Sometimes you will find one or more of them at a Unitarian Universalist congregation.  I don’t mean to shock or offend my Presbyterian friends, but the UUA is and has been for years the refuge of humanist, reason-driven Presbyterian clergy and laypeople.  In January I tried the local UUA in Queensbury, New York.  Yup.  There I met another retired PCUSA minister.  He teaches classes there on occasion.  Now I am there, too.

This summer this congregation lost its minister.  An interim arrives August 28.  So I filled in August 14.  The “worship” “service” [there must be better names for these things] begins with the sounding of tuned brass Buddhist gongs.  This reminded me of the Amida Buddhist church [that’s what they call it] that I attended in Sebastopol CA ten years ago.  There an 18" gong was sounded.  Every Sunday a layperson comes forward and tells a parable.  This is what I heard there and repeated Aug. 14:

Once there was a man who led a good life.  He had a wife and 2 children, a good farm and a good home.  Then his wife died.  His home was vandalized.  His children were killed, everything he had was stolen, and his house was burned to the ground.  There was a drought and his crops failed.

He became homeless and wandered the street.  He was down to his last coins and went into a bar and spent what he had on liquor.  He became drunk, stumbled down the street and passed out in the gutter.

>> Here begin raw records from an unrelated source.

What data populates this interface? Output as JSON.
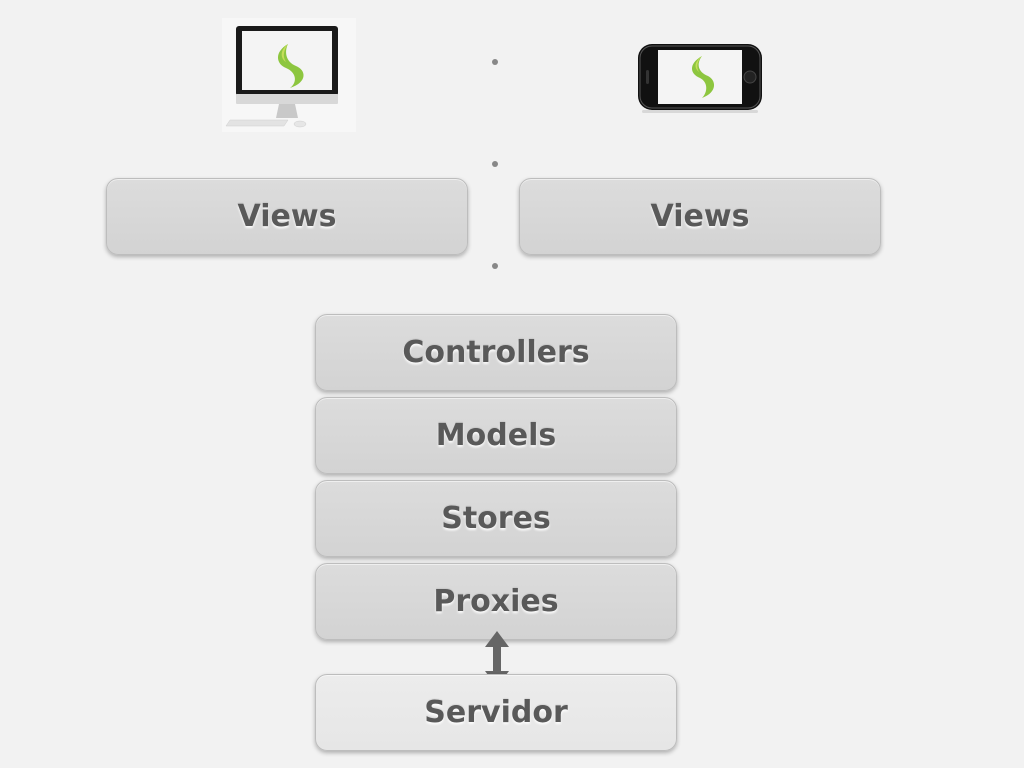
{
  "devices": {
    "desktop": {
      "icon": "imac-desktop-icon",
      "logo_color": "#8dc63f"
    },
    "mobile": {
      "icon": "iphone-mobile-icon",
      "logo_color": "#8dc63f"
    }
  },
  "views": {
    "left_label": "Views",
    "right_label": "Views"
  },
  "stack": {
    "controllers": "Controllers",
    "models": "Models",
    "stores": "Stores",
    "proxies": "Proxies"
  },
  "server": {
    "label": "Servidor"
  },
  "connector": {
    "icon": "double-arrow-vertical-icon",
    "color": "#666666"
  }
}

A rich man came along and felt pity for the poor man.  The rich man put a valuable jewel into the man’s pocket and continued on his way.  The next day the poor man got up and continued wandering the streets, sleeping against buildings, relying on strangers for handouts of food.  He spent his whole life this way and died.  He had never looked in his pocket or found the jewel that he had possessed all those years.

Later, at the time of sharing joys and concerns, a man said that this story had parallels with his life, and that he treasured this congregation.